Edit: The view should not call the model. Having the view call the model couples the view to the model which means if you want two different views (mobile phone native app, web desktop) they have to do all the same model calls again in both views instead of both views just taking in the same blob of data and doing something different with it. Also, FETCH HIGH RENDER LOW is a better pattern where you have all your data fetch calls in one place so being able to reason about performance is easier. If a low level component fetches data, then we lose context of how often that component is called and won't have an idea of how expensive it is. This is applicable to controllers being the only ones allowed to call models because if views did it a view sub component could also do it and the door to hell begins to open. Model calls from the controller end up being used for fancy validation stuff so you might as well keep things consistent and put all model calls in one place. The controllers concern is orchestration, that means how errors are communicated to the user, or what for ensuring that the client worries about http marshaling
model and view were originally decoupled from one another because the program state could be updated much quicker than the view state could so it made sense to decouple for the benefit of faster updates of the program state.
Personal takes
Main is for assembling objects
Router is for consumer interaction entry point.
A good way to scope controllers is to a single page of interaction. So CRUD pages map to http.methods and a single controller handles all methods for that endpoint. This way if you are working on one page you get 4 locations to navigate to: Controller, View, Model, Client. It also makes it very easy to reason about where all the code is because you have a physical page to trace everything from. If it isn't a page you can still treat it as CRUD work scope based on resource theme the interactions.
The controller, view, and model, need to share data at times. The controller will parse data then share it. The view will used the shared data to produce the html. The model will use the shared data to perform operations on it and maybe use clients to add more data to that data. I don't why there would be an issue passing the data between the model and the view through the controller. I don't see how you could get around this for something like validation which should belong in the model because it is unknown during a post if you are either going to accept the request and create a new resource or return feedback to the user via view about failed validation. It's also nice to see the high level flow in one place, which should be the controller since the model doesn't know about sudden major flow changes like redirect user to different page.
Where to put the shared data struct? I guess at the tip of the lowest dependency which could be the client worst case or controller best case. It's either you use one struct for moving data around the controller or you keep transforming structs into other structs or do what warden did, which was pass everything around in the form (talk about hiding your data). I don't really see the value in the latter because you are still working with the same data regardless. I think using one struct really simplifies everything, even if the view might care about some fields that the client has not interest in. I can call it just the name of the controller minus the controller part since it doesn't belong to any one mvc component, but rather is shared among them all.
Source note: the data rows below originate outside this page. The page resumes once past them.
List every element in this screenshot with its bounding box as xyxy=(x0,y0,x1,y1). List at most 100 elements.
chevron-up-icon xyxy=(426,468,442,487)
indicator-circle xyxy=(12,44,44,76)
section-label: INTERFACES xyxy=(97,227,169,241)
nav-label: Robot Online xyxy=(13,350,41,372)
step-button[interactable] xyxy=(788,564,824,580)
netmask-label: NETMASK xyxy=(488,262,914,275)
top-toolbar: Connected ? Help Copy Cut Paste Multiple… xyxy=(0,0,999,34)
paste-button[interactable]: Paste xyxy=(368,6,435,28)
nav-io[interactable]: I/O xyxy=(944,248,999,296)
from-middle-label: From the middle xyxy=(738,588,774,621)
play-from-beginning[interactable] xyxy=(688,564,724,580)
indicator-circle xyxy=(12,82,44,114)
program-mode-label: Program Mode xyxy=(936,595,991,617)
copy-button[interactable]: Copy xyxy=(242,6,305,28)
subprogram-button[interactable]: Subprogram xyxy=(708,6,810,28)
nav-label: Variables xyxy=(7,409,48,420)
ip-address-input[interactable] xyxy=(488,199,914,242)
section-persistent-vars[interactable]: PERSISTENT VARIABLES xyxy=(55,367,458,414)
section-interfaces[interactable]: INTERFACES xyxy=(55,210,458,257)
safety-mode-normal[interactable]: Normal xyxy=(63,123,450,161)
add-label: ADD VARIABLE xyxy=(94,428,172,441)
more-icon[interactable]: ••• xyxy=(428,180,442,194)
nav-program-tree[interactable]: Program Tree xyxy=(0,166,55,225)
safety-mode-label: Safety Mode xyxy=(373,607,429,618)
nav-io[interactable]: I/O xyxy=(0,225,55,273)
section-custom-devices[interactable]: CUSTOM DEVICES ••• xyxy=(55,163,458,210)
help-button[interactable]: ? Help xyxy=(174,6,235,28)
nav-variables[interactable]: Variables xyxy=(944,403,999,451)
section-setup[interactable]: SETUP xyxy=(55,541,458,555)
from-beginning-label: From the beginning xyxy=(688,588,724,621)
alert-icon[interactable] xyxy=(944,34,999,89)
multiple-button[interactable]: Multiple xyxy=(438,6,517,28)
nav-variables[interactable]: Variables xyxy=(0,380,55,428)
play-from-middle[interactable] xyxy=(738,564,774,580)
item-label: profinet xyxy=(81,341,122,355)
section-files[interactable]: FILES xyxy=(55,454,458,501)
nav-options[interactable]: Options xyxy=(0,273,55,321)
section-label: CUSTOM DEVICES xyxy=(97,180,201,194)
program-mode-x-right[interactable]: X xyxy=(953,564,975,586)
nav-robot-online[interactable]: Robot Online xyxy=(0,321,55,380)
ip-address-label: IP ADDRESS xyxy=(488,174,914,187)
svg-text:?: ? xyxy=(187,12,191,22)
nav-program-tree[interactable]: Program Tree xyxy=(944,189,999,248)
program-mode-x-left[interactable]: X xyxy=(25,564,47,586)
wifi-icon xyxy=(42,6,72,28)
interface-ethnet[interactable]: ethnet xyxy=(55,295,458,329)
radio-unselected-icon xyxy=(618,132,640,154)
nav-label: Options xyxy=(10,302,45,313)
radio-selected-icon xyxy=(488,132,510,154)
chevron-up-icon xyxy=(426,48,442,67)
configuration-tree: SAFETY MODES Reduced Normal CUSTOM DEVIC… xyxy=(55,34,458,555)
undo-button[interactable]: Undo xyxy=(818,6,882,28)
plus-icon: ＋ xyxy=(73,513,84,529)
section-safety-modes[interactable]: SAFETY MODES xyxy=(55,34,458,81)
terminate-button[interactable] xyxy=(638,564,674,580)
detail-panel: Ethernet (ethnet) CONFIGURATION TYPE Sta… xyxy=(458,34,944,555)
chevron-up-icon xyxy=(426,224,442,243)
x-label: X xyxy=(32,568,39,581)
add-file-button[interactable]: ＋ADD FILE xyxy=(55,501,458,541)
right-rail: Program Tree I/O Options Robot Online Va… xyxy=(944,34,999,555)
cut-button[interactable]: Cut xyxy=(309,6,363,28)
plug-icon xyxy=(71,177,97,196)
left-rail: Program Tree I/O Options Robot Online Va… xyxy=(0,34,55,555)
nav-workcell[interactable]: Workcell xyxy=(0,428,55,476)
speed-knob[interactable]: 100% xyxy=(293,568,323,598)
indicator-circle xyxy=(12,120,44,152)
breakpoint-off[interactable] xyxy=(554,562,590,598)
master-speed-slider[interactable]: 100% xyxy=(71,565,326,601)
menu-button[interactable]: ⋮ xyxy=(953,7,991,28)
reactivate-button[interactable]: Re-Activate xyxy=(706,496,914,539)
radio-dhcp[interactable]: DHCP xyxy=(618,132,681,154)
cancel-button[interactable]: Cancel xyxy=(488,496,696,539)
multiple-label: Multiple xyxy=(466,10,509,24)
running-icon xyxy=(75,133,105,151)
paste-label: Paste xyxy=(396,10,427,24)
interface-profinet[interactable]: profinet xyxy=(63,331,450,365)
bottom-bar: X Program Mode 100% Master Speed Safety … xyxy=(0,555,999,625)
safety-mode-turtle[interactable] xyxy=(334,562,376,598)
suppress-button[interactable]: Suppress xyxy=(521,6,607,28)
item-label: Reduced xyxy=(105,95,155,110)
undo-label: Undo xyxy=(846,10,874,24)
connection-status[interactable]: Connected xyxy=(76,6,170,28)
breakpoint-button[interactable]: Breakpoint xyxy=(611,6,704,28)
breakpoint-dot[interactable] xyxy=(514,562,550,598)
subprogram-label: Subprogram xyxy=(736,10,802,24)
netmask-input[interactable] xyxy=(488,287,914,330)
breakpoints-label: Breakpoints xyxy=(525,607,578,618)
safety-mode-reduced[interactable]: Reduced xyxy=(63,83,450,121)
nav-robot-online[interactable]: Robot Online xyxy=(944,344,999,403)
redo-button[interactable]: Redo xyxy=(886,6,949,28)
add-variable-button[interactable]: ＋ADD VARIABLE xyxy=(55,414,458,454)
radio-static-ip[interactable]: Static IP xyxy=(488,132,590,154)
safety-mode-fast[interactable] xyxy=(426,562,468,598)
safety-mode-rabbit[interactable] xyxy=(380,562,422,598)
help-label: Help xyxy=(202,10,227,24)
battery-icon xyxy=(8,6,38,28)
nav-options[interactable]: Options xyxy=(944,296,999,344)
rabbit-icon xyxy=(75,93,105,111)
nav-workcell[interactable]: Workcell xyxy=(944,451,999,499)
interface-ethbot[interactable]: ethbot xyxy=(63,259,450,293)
What about lists? Maybe i can just extend them name with "item" to mean part of a collection. This keeps the subject of the CRUD pattern centered around that resource. This makes generic rules pretty rigged and hard to follow. Also if there is marshalling the extra fields could end getting defaults even if they are not used. Which greatly impacts performance as seen on the services page.
I think I just use the generic DTO term to describe structs that need to pass between component boundaries like view, controller, send over the network exec. I can also use the Request and Response terms to describe structs that are just for payloads. But DTO is better suited if its both for requests and responses like a struct that I put form values into and then also use that struct to render some html. It doesn't really matter in that case if its two seperate structs because most of the data is just going to be passed from one to the other anyway.
When models share state or code, its ok to create a sub-module in the modules package. I will start off with just variables to hold any state, and maybe use a singleton model, but not sure if thats needed yet.
Seems having 3 different controller types makes sense for dealing with different interaction patterns:
Can initialize all of these in main or router.
If something in one controller needs to trigger an update flow in another controller, I don't see an issue currently with letting that happen through a shared channel living in the controllers.go file. This is i similar pattern to services triggering async updates with nats, but at the controller level.
Using mvc makes life cycle of objects more manageable because its clear where everything belongs. Easier to reason about memory management.
putting validators in the controller makes sense because you can unmarshal and build the DTO at the same time. The function doing two things is ok because its still a very simple task and these two things can safely be coupled together because validation and unmarslhaling will always be done in the same flow.